What determines how far into a workflow I can start running?

lparsons42 · June 19, 2018, 1:14pm

I’ve been trying to get a handle on how this is determined and I haven’t been able to find an answer yet. If I build a linear workflow in KNIME that has 40 nodes, I may be able to start it from the last node or I may not. I may find that I need to start node 20, then wait for it to finish and then I can only go to 27 and wait for it to finish. What criteria determine this? I presume it has to do with what types of operations each node performs on the data, but it is not clear to me how to predict this.

As an example I currently have a workflow with ~200 nodes (including several metanodes). I would like to be able to hand it off to a collaborator and tell them to specify input and start the workflow from node 200 but that does not currently work. Right now to get through it, I need to start by starting node 27, then 48, then 112, etc … I can’t seem to find a relationship between the nodes that cause this.

In a previous, similar workflow I noticed that R snippets were often bottlenecks so I eliminated those from this version. This did have the beneficial side effect of speeding up the processing somewhat (while adding quite a few nodes) but I still have other similar points in my workflow.

Iris · June 30, 2018, 8:29am

Hi

sorry for taking this some time. I tried to recreate this.

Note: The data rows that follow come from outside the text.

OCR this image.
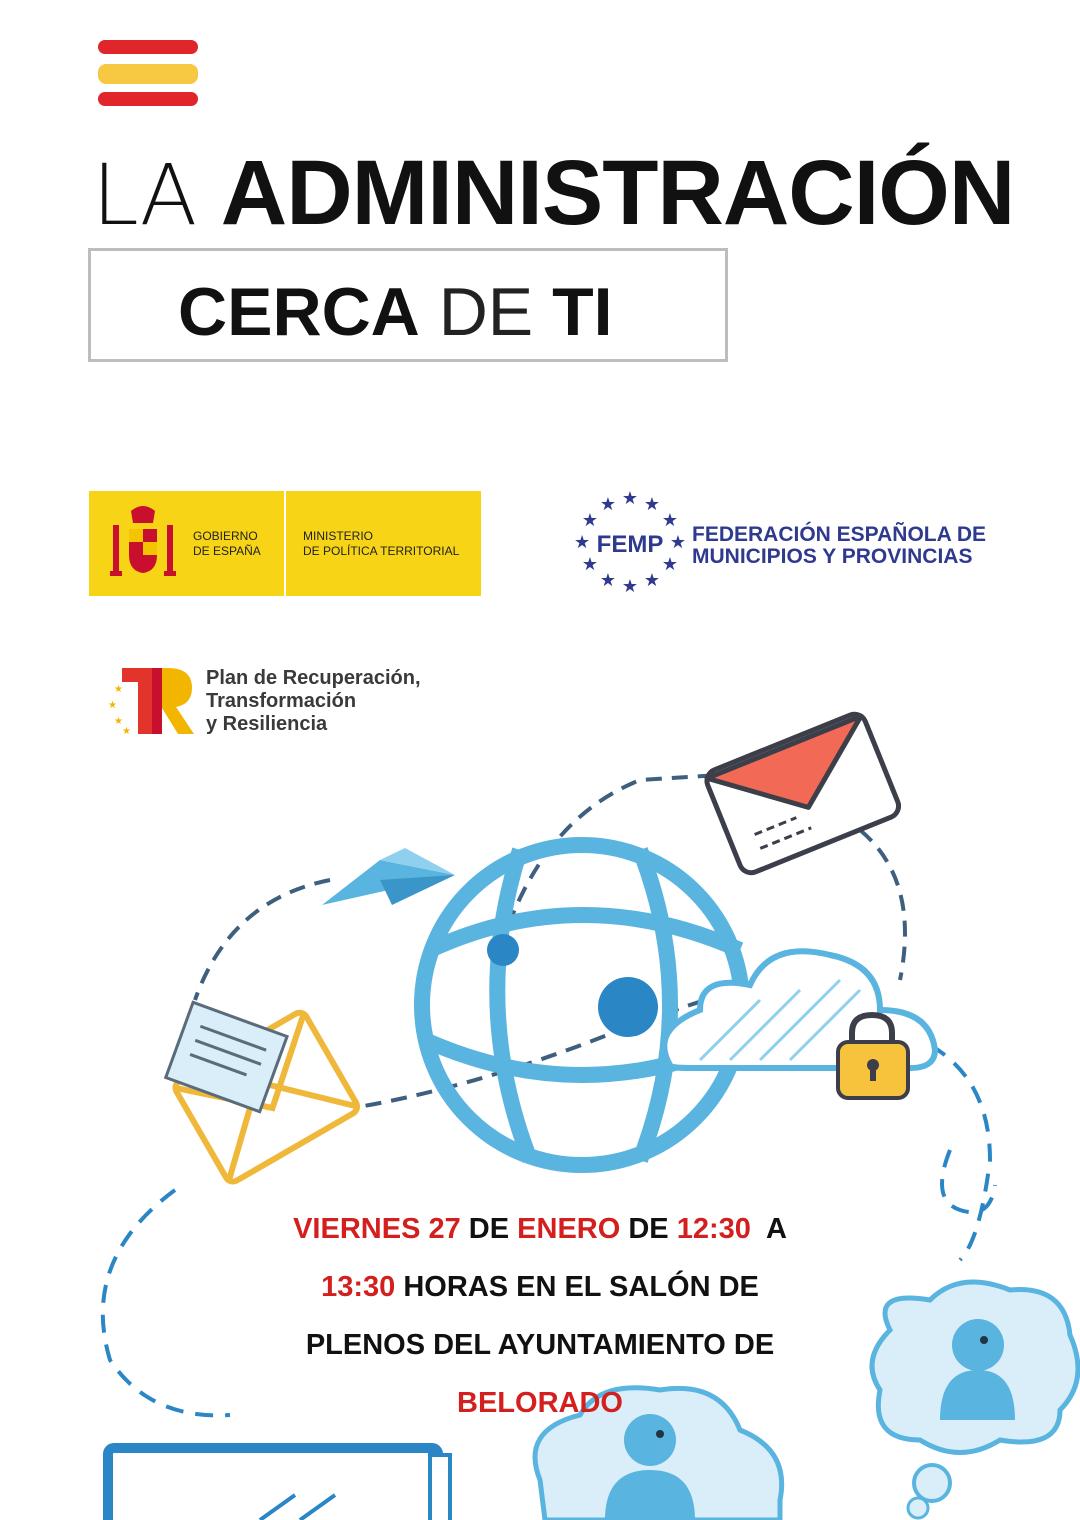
LA ADMINISTRACIÓN
CERCA DE TI
GOBIERNO
DE ESPAÑA
MINISTERIO
DE POLÍTICA TERRITORIAL
★
★ ★
★	★
★	★
★	★
★ ★
★
FEMP FEDERACIÓN ESPAÑOLA DE
MUNICIPIOS Y PROVINCIAS
★
★
★
★
Plan de Recuperación,
Transformación
y Resiliencia
VIERNES 27 DE ENERO DE 12:30 A
13:30 HORAS EN EL SALÓN DE
PLENOS DEL AYUNTAMIENTO DE
BELORADO
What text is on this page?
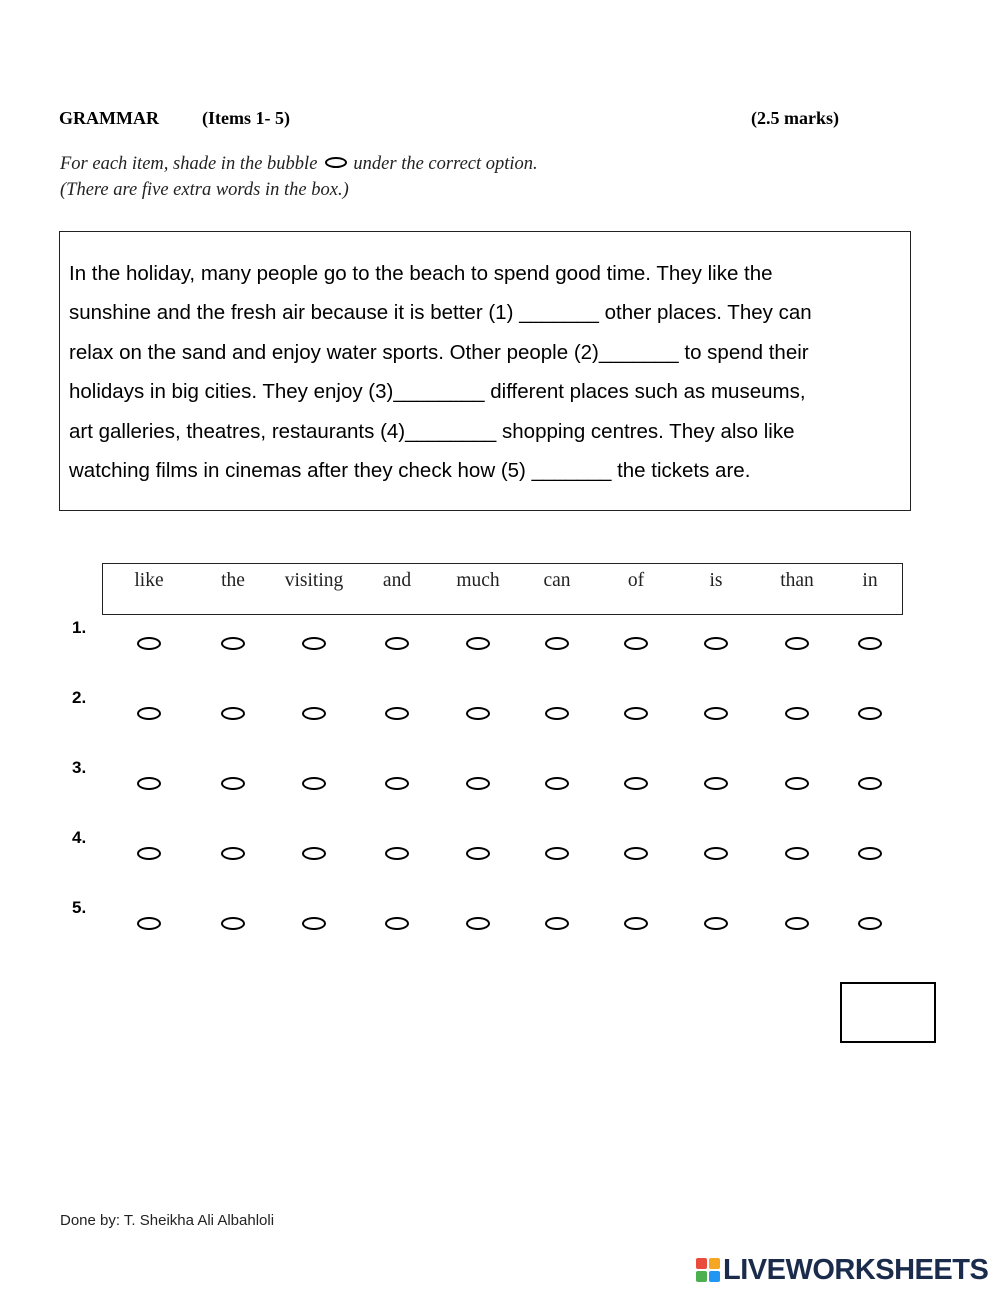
GRAMMAR (Items 1- 5)	(2.5 marks)
For each item, shade in the bubble under the correct option.
(There are five extra words in the box.)

In the holiday, many people go to the beach to spend good time. They like the

sunshine and the fresh air because it is better (1) _______ other places. They can

relax on the sand and enjoy water sports. Other people (2)_______ to spend their

holidays in big cities. They enjoy (3)________ different places such as museums,

art galleries, theatres, restaurants (4)________ shopping centres. They also like

watching films in cinemas after they check how (5) _______ the tickets are.

like	the visiting and much can	of	is	than in
1.
2.
3.
4.
5.
Done by: T. Sheikha Ali Albahloli
LIVEWORKSHEETS
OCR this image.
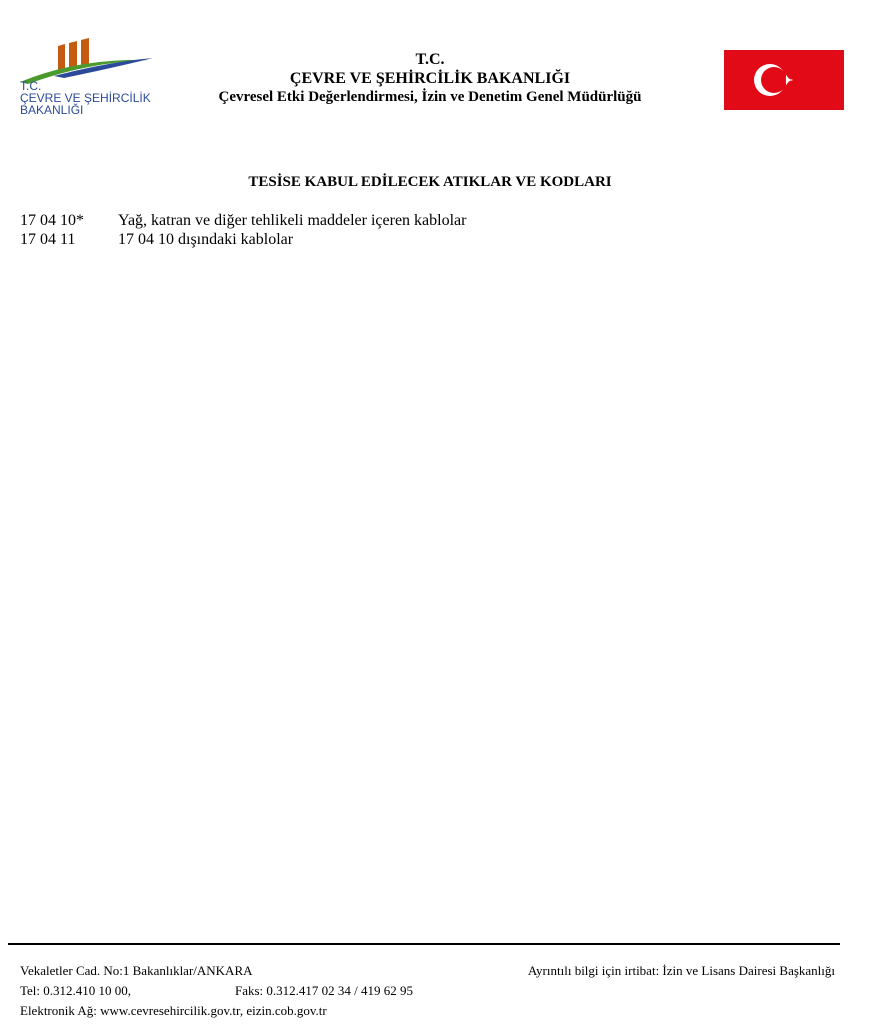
T.C.
ÇEVRE VE ŞEHİRCİLİK
BAKANLIĞI
T.C.
ÇEVRE VE ŞEHİRCİLİK BAKANLIĞI
Çevresel Etki Değerlendirmesi, İzin ve Denetim Genel Müdürlüğü
TESİSE KABUL EDİLECEK ATIKLAR VE KODLARI
17 04 10*	Yağ, katran ve diğer tehlikeli maddeler içeren kablolar
17 04 11	17 04 10 dışındaki kablolar
Vekaletler Cad. No:1 Bakanlıklar/ANKARA	Ayrıntılı bilgi için irtibat: İzin ve Lisans Dairesi Başkanlığı
Tel: 0.312.410 10 00,	Faks: 0.312.417 02 34 / 419 62 95
Elektronik Ağ: www.cevresehircilik.gov.tr, eizin.cob.gov.tr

In theory, you should always be able to try to execute all nodes in a workflow, or use the execute option also on red nodes. If this is not the case, it would be great if you could send me a mini workflow or a small description how I can recreate it, so we can look into this.

Best wishes, Iris

beginner · July 2, 2018, 5:59am

I can only confirm what Iparsons42 wrote. This is a common issue that you get over time accustomed to but when already frustrated after long trial-error can be very annoying . The “execute all” does indeed not always work / is available and execute on red nodes very often is not possible. I suspect it has to do with the table spec as nodes where table spec output is not clear tend to lead to this behavior. This means all scripting nodes (python/r) or nodes like correlation filter or low variance filter.
I never bothered to search for the cause and it usually only happens with a somewhat complex workflow so coming up with an example to provide here is an issue in itself.

lparsons42 · July 2, 2018, 7:52pm

Iris

Thank you for getting back to me on this, I was not aware that this had not been reported before (it is a rather difficult issue to search for). My current workflow that I’m seeing this on is several hundred nodes and takes input files that are hundreds of MB in size; I’ll spend some time trimming out the stickiest parts into a separate workflow that I can try to send soon.

thank you
Lee

Iris · July 2, 2018, 7:57pm

The problem is I was aware of it, but also could never reconstruct this in a smaller scenario. And for bugfixing it, we need to have a possibility for recreation.

I now got one workflow which has this problem which uses metanodes, loops, column filters. But it only has 10 nodes, so it is pretty nice. However, if you remove the metanode or change it into a wrapped one, the problem is gone. So to date we suppose the problem only occurs when using metanodes in the pipeline. If you find another example this would be great!

Thank you! Iris

lparsons42 · July 2, 2018, 8:12pm

I don’t know if it is significant here but I am currently using a number of OpenMS nodes in my workflows. I’m pretty sure I can pull out a workflow that has no OpenMS nodes that does this though. I have been making extensive use of metanodes lately as well though they do not consistently show this behavior of not being immediately executable (or of preventing the immediate execution of non metanodes that are immediately downstream from them).